Attendu que la grille d'évaluation appliquée lors de la conclusion des accords amiables retient une valeur de 270 € le mètre carré habitable, caves comprises, pour des appartements situés au 10ème étage, en état médiocre ;
Attendu que la surface habitable expropriée appartenant à Monique X... représente 153, 40 mètres carrés ;
Attendu que l'indemnité principale doit ainsi être fixée à :
153, 40 m ² x 270 € = 41. 418 € ;
Attendu que l'indemnité de remploi doit être calculée, conformément à la jurisprudence de la Cour, suivant un taux dégressif :
7. 500 € à 20 % = 1. 500, 00 € 7. 500 € à 15 % = 1. 125, 00 € 26. 418 € à 10 % = 2. 641, 80 €
5. 266, 80 € arrondi à 5. 270 € ;
Attendu que l'indemnité globale de dépossession revenant à Monique X... doit ainsi être fixée à la somme de :
41. 418 € + 5. 270 € = 46. 688 €.
Sur l'indemnité de dépossession revenant à Yacine Y...

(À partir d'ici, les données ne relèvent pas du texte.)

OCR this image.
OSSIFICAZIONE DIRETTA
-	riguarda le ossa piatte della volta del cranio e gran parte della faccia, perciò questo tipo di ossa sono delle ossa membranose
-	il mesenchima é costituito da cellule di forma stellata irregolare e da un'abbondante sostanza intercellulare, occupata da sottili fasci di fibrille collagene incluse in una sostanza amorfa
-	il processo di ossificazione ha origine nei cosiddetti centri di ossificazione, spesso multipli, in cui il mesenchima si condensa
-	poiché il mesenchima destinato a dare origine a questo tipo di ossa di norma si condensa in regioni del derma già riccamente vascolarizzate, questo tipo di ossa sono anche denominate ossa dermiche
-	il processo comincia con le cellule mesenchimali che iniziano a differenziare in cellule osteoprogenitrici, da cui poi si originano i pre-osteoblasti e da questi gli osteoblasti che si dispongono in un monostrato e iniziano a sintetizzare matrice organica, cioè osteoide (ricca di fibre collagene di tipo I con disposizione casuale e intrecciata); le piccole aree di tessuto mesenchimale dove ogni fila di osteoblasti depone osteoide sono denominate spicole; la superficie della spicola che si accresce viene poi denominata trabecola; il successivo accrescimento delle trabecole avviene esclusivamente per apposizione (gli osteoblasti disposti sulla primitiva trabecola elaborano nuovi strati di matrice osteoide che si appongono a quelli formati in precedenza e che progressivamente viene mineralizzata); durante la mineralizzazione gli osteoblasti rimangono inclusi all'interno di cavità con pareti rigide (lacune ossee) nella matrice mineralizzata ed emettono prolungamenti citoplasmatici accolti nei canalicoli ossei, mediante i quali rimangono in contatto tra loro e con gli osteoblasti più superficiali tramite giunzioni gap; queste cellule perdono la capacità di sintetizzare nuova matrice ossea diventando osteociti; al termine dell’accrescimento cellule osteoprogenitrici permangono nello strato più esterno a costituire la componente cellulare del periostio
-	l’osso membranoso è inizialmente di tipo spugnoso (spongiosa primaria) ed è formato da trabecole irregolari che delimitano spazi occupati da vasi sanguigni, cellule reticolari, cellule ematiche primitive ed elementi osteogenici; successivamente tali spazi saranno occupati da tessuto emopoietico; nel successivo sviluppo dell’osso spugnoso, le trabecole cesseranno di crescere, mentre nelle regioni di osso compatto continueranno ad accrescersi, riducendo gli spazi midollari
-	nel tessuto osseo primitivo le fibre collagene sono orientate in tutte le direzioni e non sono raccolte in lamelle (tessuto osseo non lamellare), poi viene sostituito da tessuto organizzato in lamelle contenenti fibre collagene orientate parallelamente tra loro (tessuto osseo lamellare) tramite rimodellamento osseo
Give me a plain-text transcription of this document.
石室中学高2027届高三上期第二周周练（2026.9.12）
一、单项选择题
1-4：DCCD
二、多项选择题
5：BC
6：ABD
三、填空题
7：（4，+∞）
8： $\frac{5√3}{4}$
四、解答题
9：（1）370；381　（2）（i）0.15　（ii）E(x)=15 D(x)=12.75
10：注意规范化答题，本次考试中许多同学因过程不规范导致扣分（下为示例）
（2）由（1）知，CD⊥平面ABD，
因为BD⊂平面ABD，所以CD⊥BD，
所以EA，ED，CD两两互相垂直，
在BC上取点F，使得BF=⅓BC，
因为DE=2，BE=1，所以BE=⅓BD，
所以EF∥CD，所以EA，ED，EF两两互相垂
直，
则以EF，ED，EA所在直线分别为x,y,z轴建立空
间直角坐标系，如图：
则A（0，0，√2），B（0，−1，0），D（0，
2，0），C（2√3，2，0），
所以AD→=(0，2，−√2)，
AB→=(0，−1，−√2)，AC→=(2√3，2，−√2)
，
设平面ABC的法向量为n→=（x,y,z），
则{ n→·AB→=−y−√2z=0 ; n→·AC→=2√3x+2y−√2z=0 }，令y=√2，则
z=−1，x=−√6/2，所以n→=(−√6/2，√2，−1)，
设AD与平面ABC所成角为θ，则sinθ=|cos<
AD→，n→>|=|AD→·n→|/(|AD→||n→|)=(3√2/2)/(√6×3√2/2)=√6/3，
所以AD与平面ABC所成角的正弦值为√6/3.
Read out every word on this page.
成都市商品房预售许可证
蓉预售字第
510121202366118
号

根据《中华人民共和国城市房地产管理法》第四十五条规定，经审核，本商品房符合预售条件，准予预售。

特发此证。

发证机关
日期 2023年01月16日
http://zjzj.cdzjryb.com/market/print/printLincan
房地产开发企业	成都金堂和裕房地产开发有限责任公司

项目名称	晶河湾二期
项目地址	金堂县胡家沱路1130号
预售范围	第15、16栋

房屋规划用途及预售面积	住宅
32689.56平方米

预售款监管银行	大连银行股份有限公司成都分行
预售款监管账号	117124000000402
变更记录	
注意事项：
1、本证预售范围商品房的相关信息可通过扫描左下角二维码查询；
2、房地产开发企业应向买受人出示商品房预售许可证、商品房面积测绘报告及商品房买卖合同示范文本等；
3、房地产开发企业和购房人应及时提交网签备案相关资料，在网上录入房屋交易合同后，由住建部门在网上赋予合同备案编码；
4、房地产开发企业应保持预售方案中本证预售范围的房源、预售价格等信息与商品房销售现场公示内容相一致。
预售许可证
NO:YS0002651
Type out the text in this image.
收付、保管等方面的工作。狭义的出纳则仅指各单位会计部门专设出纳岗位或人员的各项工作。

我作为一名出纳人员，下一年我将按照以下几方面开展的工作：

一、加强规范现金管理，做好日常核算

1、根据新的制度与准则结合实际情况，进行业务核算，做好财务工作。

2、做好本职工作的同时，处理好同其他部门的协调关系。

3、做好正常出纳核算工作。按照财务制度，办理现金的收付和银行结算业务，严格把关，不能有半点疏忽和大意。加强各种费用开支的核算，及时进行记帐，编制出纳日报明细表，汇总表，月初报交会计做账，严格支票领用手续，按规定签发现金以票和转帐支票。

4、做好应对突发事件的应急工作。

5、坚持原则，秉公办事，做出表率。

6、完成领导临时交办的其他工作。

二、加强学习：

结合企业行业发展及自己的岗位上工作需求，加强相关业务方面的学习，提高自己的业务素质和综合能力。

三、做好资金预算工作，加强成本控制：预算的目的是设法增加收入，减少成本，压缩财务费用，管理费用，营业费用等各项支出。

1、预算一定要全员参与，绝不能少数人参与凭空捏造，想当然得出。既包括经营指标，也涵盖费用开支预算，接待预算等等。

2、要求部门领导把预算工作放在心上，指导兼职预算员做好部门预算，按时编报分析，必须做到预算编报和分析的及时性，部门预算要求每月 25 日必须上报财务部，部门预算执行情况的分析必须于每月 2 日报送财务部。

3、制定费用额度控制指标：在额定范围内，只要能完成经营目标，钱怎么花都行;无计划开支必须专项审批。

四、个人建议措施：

Attendu que la grille d'évaluation appliquée lors de la conclusion des accords amiables retient une valeur de 257 € le mètre carré habitable, caves comprises, pour des appartements situés au 11ème étage, en état médiocre ;
Attendu que la surface habitable expropriée appartenant à Yacine Y... représente 233, 35 m ² ;
Attendu que l'indemnité principale doit ainsi être fixée à :
233, 35 m ² x 257 € = 59. 970, 95 €, arrondi à 59. 971 € ;
Attendu que l'indemnité de remploi doit être calculée, conformément aux principes précités, suivant un taux dégressif :
7. 500 € à 20 % = 1. 500, 00 € 7. 500 € à 15 % = 1. 125, 00 € 44. 971 € à 10 % = 4. 497, 10 €
7. 122, 10 € arrondi à 7. 125 € ;
Attendu quel'indemnité globale de dépossession revenant à Yacine Y... doit ainsi être fixée à la somme de :
59. 971 € + 7. 125 € = 67. 096 € ;
Sur les demandes accessoires
Attendu qu'il n'y a pas lieu de faire application des dispositions de l'article 700 du code de procédure civile, au bénéfice de la SODEB ;
Attendu que les intimés succombent sur le recours de la SODEB, Yacine Y... succombant au surplus sur son propre recours ; qu'il convient de les débouter de leurs demandes fondées sur les dispositions de l'article 700 du code de procédure civile, aux titres des procédures de première instance et d'appel ; et de les condamner in solidum aux dépens d'appel ;
PAR CES MOTIFS
LA COUR, statuant par arrêt contradictoire, après débats en audience publique et après en avoir délibéré ;
DÉCLARE les appels recevables en la forme ;
DIT l'appel principal bien fondé, l'appel incident formé par le commissaire du Gouvernement bien fondé, l'appel incident formé par Yacine Y... non fondé ;
INFIRME le jugement rendu, le 13 juin 2007, par le juge de l'expropriation du département du TERRITOIRE DE BELFORT, à l'exception de sa disposition relative à la charge des dépens de première instance ;
Statuant à nouveau ;
FIXE l'indemnité principale à la somme de 41. 418 €, et l'indemnité de remploi à la somme de 5. 270 €, à la suite de l'expropriation des lots appartenant à Monique X... ;
CONDAMNE la société d'économie mixte SOCIETE D'EQUIPEMENT DU TERRITOIRE DE BELFORT à payer à Monique X... la somme de 46. 688 € (QUARANTE SIX MILLE SIX CENT QUATRE VINGT- HUIT EUROS), à titre d'indemnité globale de dépossession ;
FIXE l'indemnité principale à la somme de 59. 971 €, et l'indemnité de remploi à la somme de 7. 125 €, à la suite de l'expropriation des lots appartenant à Yacine Y... ;
CONDAMNE la société d'économie mixte SOCIETE D'EQUIPEMENT DU TERRITOIRE DE BELFORT à payer à Yacine Y... la somme de 67. 096 € (SOIXANTE SEPT MILLE QUATRE- VINGT- SEIZE EUROS), à titre d'indemnité globale de dépossession ;
DÉBOUTE les parties pour le surplus ;
CONDAMNE in solidum Monique X... et Yacine Y... aux dépens d'appel.
LEDIT ARRET a été signé par Monsieur B. GAUTHIER, Magistrat ayant participé au délibéré et Madame M. DEVILLARD, Greffier.